Dengan teknologi telepon, telegram, pelayanan pos, rel kereta uap, pabrik-pabrik, gedung-gedung yang dibangun dengan menggunakan besi, serta kendaraan bermotor pada 1885; wajah dunia telah sungguh-sungguh berubah. Pada akhir abad ke-19, lama waktu hidup dan kesehatan dapat ditingkatkan dengan meminum obat aspirin ataupun mengecek penyakit dengan sinar x. Kematian juga bisa datang lebih cepat dengan ditemukannya senjata mesin dan kursi listrik. Dari sudut pandang yang lebih umum, perkembangan ilmu pengetahuan dan teknologi ini menjanjikan kemajuan peradaban manusia dan kontrol penuh manusia atas alam.

Selanjutnya, salah satu perubahan terbesar di dalam peradaban manusia di abad ke-19 adalah dirumuskannya teori evolusi. Di pihak lain, ada juga penemuan yang sama pentingnya, yakni penemuan ilmu statistik. Sekarang ini, penelitian sosial dengan menggunakan statistik adalah sesuatu yang biasa. Ilmu-ilmu sosial modern, seperti psikologi, sosiologi, dan ilmu politik, tidak akan dapat dimengerti tanpa pengambilan data-data yang kemudian dirumuskan dalam statistik. Baru di abad ke-19 lah para ilmuwan menggunakan metode ini untuk pendekatan ilmiah mereka.

Di dalam ilmu statistik yang dirumuskan oleh seorang sosiolog, Durkheim (1858-1917), ada pengandaian bahwa perilaku manusia dapat dihitung, dan kemudian dapat diperkirakan. Ia sampai pada kesimpulan bahwa ada hukum sosial yang bersifat obyektif di dalam masyarakat yang dapat diketahui melalui statistik.

Tentu saja, ia tidak bermaksud menyamakan hukum obyektif di dalam dunia sosial tesebut sama dengan hukum di dalam ilmu-ilmu alam. Hukum obyektif itu tidak pernah dapat menggambarkan apa sesungguhnya menjadi kehendak dan keinginan individu-individu yang ada di dalam masyarakat. Akan tetapi, di level yang lebih sosial yang lebih melibatkan banyak orang, perilaku sosial dapat dihitung dan diperkirakan. Seperti akan kita lihat kemudian, semua hal ini akan mempengaruhi cara para ilmuwan dan cara manusia pada umumnya untuk mendefinisikan kebebasan.

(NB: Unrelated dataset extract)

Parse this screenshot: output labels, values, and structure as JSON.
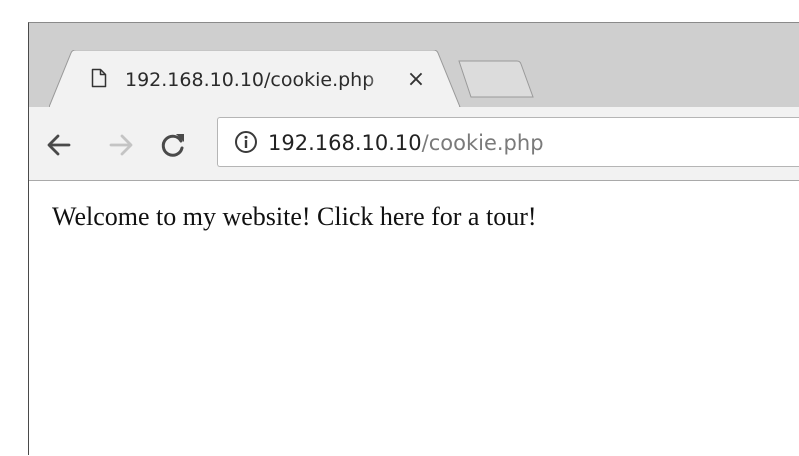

Jika ada yang disebut sebagai hukum sosial yang dapat diketahui melalui statistik, apakah orang-orang yang membuat statistik sungguh-sungguh tidak terpengaruh oleh hukum-hukum tersebut, sehingga mereka bisa disebut bebas? Atau, jangan-jangan, mereka tidak sadar bahwa mereka sendiri tidaklah bebas?

Di bidang politik, Karl Marx (1818-1883) menyumbangkan suatu analisis melalui teori konflik kelasnya dan mengklaim berhasil menemukan hukum-hukum baja sejarah pergerakan kelas. Ia melihat bahwa konflik kelas yang ada di masyarakat akan berakhir dengan terciptanya masyarakat sosial tanpa kelas. Seperti juga akan kita lihat kemudian, beberapa filsuf abad ke-20, antara lain, Popper berpendapat bahwa Marxisme merupakan ilmu pengetahuan yang tidak bisa dipertanggungjawabkan karena tidak memberikan ruang untuk falsifikasi yang dapat membuktikan keabsahan teori tersebut. Akan tetapi, Marx tidak hanya mau memahami masyarakat dengan pendekatan ilmiah, tetapi juga mau mengubahnya.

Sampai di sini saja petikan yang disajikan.